Policies of judicial efficiency favor transferring the appeal to the Seventh Circuit. This case has already been before the Seventh Circuit twice on appeal with many of the underlying issues fully briefed by the parties to that court.

Additionally, it is noted that there is no scintilla of evidence in this appeal of an attempt by any of the parties to manipulate proceedings before the district court to either invoke or avoid the jurisdiction of this court. The severance of the anti-trust claims which are the subject of this appeal, from the patent issues occurred at a time well in advance of this court's existence. Therefore, it could not have been motivated by any scheme to manipulate future appellate jurisdiction. Thus, our action in transferring this appeal to the Seventh Circuit must not be viewed as indicating how we will rule in future cases, for the circumstances that here prevail may well not recur.

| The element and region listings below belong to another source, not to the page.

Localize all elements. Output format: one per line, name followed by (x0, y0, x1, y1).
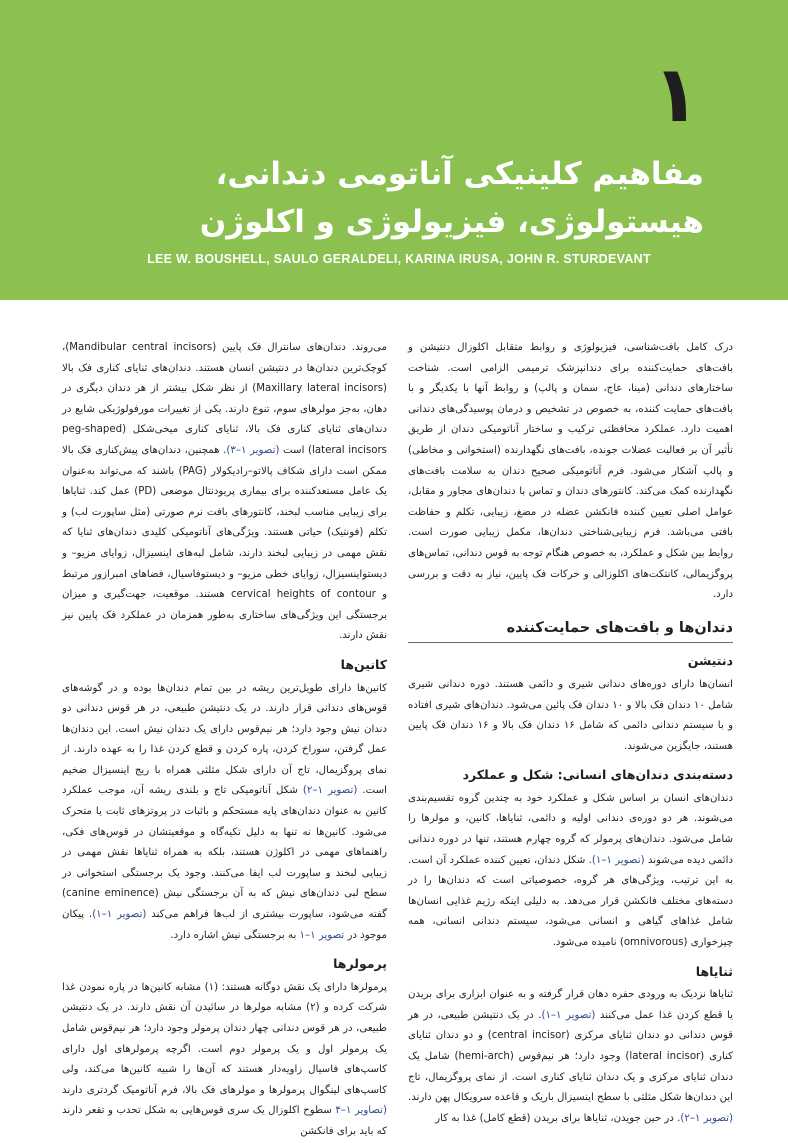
canines-paragraph: کانین‌ها دارای طویل‌ترین ریشه در بین تمام دندان‌ها بوده و در گوشه‌های قوس‌های دندانی قرار دارند. در یک دنتیشن طبیعی، در هر قوس دندانی دو دندان نیش وجود دارد؛ هر نیم‌قوس دارای یک دندان نیش است. این دندان‌ها عمل گرفتن، سوراخ کردن، پاره کردن و قطع کردن غذا را به عهده دارند. از نمای پروگزیمال، تاج آن دارای شکل مثلثی همراه با ریج اینسیزال ضخیم است. (تصویر ۱–۲) شکل آناتومیکی تاج و بلندی ریشه آن، موجب عملکرد کانین به عنوان دندان‌های پایه مستحکم و باثبات در پروتزهای ثابت یا متحرک می‌شود. کانین‌ها نه تنها به دلیل تکیه‌گاه و موقعیتشان در قوس‌های فکی، راهنماهای مهمی در اکلوژن هستند، بلکه به همراه ثنایاها نقش مهمی در زیبایی لبخند و ساپورت لب ایفا می‌کنند. وجود یک برجستگی استخوانی در سطح لبی دندان‌های نیش که به آن برجستگی نیش (canine eminence) گفته می‌شود، ساپورت بیشتری از لب‌ها فراهم می‌کند (تصویر ۱–۱). پیکان موجود در تصویر ۱–۱ به برجستگی نیش اشاره دارد. (62, 682, 387, 941)
chapter-header (0, 0, 788, 300)
subheading-incisors: ثنایاها (695, 963, 733, 979)
subheading-premolars: پرمولرها (333, 956, 387, 972)
figure-reference[interactable]: (تصویر ۱–۱) (591, 854, 645, 866)
figure-reference[interactable]: (تصویر ۱–۲) (680, 1112, 733, 1124)
incisors-paragraph: ثنایاها نزدیک به ورودی حفره دهان قرار گرفته و به عنوان ابزاری برای بریدن یا قطع کردن غذا عمل می‌کنند (تصویر ۱–۱). در یک دنتیشن طبیعی، در هر قوس دندانی دو دندان ثنایای مرکزی (central incisor) و دو دندان ثنایای کناری (lateral incisor) وجود دارد؛ هر نیم‌قوس (hemi-arch) شامل یک دندان ثنایای مرکزی و یک دندان ثنایای کناری است. از نمای پروگزیمال، تاج این دندان‌ها شکل مثلثی با سطح اینسیزال باریک و قاعده سرویکال پهن دارند. (تصویر ۱–۲). در حین جویدن، ثنایاها برای بریدن (قطع کامل) غذا به کار (408, 989, 733, 1124)
incisors-continued-paragraph: می‌روند. دندان‌های سانترال فک پایین (Mandibular central incisors)، کوچک‌ترین دندان‌ها در دنتیشن انسان هستند. دندان‌های ثنایای کناری فک بالا (Maxillary lateral incisors) از نظر شکل بیشتر از هر دندان دیگری در دهان، به‌جز مولرهای سوم، تنوع دارند. یکی از تغییرات مورفولوژیکی شایع در دندان‌های ثنایای کناری فک بالا، ثنایای کناری میخی‌شکل (peg-shaped lateral incisors) است (تصویر ۱–۳). همچنین، دندان‌های پیش‌کناری فک بالا ممکن است دارای شکاف پالاتو–رادیکولار (PAG) باشند که می‌تواند به‌عنوان یک عامل مستعدکننده برای بیماری پریودنتال موضعی (PD) عمل کند. ثنایاها برای زیبایی مناسب لبخند، کانتورهای بافت نرم صورتی (مثل ساپورت لب) و تکلم (فونتیک) حیاتی هستند. ویژگی‌های آناتومیکی کلیدی دندان‌های ثنایا که نقش مهمی در زیبایی لبخند دارند، شامل لبه‌های اینسیزال، زوایای مزیو– و دیستواینسیزال، زوایای خطی مزیو– و دیستوفاسیال، فضاهای امبرازور مرتبط و cervical heights of contour هستند. موقعیت، جهت‌گیری و میزان برجستگی این ویژگی‌های ساختاری به‌طور همزمان در عملکرد فک پایین نیز نقش دارند. (62, 342, 388, 642)
chapter-number: ۱ (652, 50, 700, 140)
figure-reference[interactable]: (تصاویر ۱–۴ (335, 1105, 387, 1117)
left-column (62, 338, 387, 1143)
subheading-canines: کانین‌ها (340, 656, 387, 672)
right-column (408, 338, 733, 1129)
figure-reference[interactable]: (تصویر ۱–۱) (92, 909, 147, 921)
chapter-title: مفاهیم کلینیکی آناتومی دندانی، هیستولوژی، فیزیولوژی و اکلوژن (199, 156, 704, 240)
subheading-classification: دسته‌بندی دندان‌های انسانی: شکل و عملکرد (462, 767, 733, 783)
dentition-paragraph: انسان‌ها دارای دوره‌های دندانی شیری و دائمی هستند. دوره دندانی شیری شامل ۱۰ دندان فک بالا و ۱۰ دندان فک پائین می‌شود. دندان‌های شیری افتاده و با سیستم دندانی دائمی که شامل ۱۶ دندان فک بالا و ۱۶ دندان فک پایین هستند، جایگزین می‌شوند. (408, 678, 733, 752)
premolars-paragraph: پرمولرها دارای یک نقش دوگانه هستند: (۱) مشابه کانین‌ها در پاره نمودن غذا شرکت کرده و (۲) مشابه مولرها در سائیدن آن نقش دارند. در یک دنتیشن طبیعی، در هر قوس دندانی چهار دندان پرمولر وجود دارد؛ هر نیم‌قوس شامل یک پرمولر اول و یک پرمولر دوم است. اگرچه پرمولرهای اول دارای کاسپ‌های فاسیال زاویه‌دار هستند که آن‌ها را شبیه کانین‌ها می‌کند، ولی کاسپ‌های لینگوال پرمولرها و مولرهای فک بالا، فرم آناتومیک گردتری دارند (تصاویر ۱–۴ سطوح اکلوزال یک سری قوس‌هایی به شکل تحدب و تقعر دارند که باید برای فانکشن (62, 981, 387, 1137)
section-heading-teeth: دندان‌ها و بافت‌های حمایت‌کننده (408, 618, 733, 644)
figure-reference[interactable]: (تصویر ۱–۱) (541, 1009, 596, 1021)
figure-reference[interactable]: (تصویر ۱–۳) (226, 444, 280, 456)
chapter-authors: LEE W. BOUSHELL, SAULO GERALDELI, KARINA IRUSA, JOHN R. STURDEVANT (147, 252, 651, 266)
subheading-dentition: دنتیشن (687, 653, 733, 669)
figure-reference[interactable]: (تصویر ۱–۲) (302, 785, 358, 797)
intro-paragraph: درک کامل بافت‌شناسی، فیزیولوژی و روابط متقابل اکلوزال دنتیشن و بافت‌های حمایت‌کننده برای دندانپزشک ترمیمی الزامی است. شناخت ساختارهای دندانی (مینا، عاج، سمان و پالپ) و روابط آنها با یکدیگر و با بافت‌های حمایت کننده، به خصوص در تشخیص و درمان پوسیدگی‌های دندانی اهمیت دارد. عملکرد محافظتی ترکیب و ساختار آناتومیکی دندان از طریق تأثیر آن بر فعالیت عضلات جونده، بافت‌های نگهدارنده (استخوانی و مخاطی) و پالپ آشکار می‌شود. فرم آناتومیکی صحیح دندان به سلامت بافت‌های نگهدارنده کمک می‌کند. کانتورهای دندان و تماس با دندان‌های مجاور و مقابل، عوامل اصلی تعیین کننده فانکشن عضله در مضغ، زیبایی، تکلم و حفاظت بافتی می‌باشد. فرم زیبایی‌شناختی دندان‌ها، مکمل زیبایی صورت است. روابط بین شکل و عملکرد، به خصوص هنگام توجه به قوس دندانی، تماس‌های پروگزیمالی، کانتکت‌های اکلوزالی و حرکات فک پایین، نیاز به دقت و بررسی دارد. (407, 342, 733, 601)
figure-reference[interactable]: تصویر ۱–۱ (299, 929, 345, 941)
classification-paragraph: دندان‌های انسان بر اساس شکل و عملکرد خود به چندین گروه تقسیم‌بندی می‌شوند. هر دو دوره‌ی دندانی اولیه و دائمی، ثنایاها، کانین، و مولرها را شامل می‌شود. دندان‌های پرمولر که گروه چهارم هستند، تنها در دوره دندانی دائمی دیده می‌شوند (تصویر ۱–۱). شکل دندان، تعیین کننده عملکرد آن است. به این ترتیب، ویژگی‌های هر گروه، خصوصیاتی است که دندان‌ها را در دسته‌های مختلف فانکشن قرار می‌دهد. به دلیلی اینکه رژیم غذایی انسان‌ها شامل غذاهای گیاهی و انسانی می‌شود، سیستم دندانی انسانی، همه چیزخواری (omnivorous) نامیده می‌شود. (408, 792, 733, 949)
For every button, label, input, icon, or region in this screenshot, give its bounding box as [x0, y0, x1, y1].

At issue in the judgment presently on appeal is the district court's application of Rule 13(a) to bar USM's antitrust claim as a compulsory counterclaim, and its finding that res judicata likewise bars this claim. Because this appeal is wholly devoid of issues under Sec. 1338, present or potential, and judicial efficiency favors resolution by the Seventh Circuit, we decline to assume jurisdiction.



SPS's motion to transfer this appeal to the United States Court of Appeals for the Seventh Circuit is granted pursuant to 28 U.S.C. § 1631.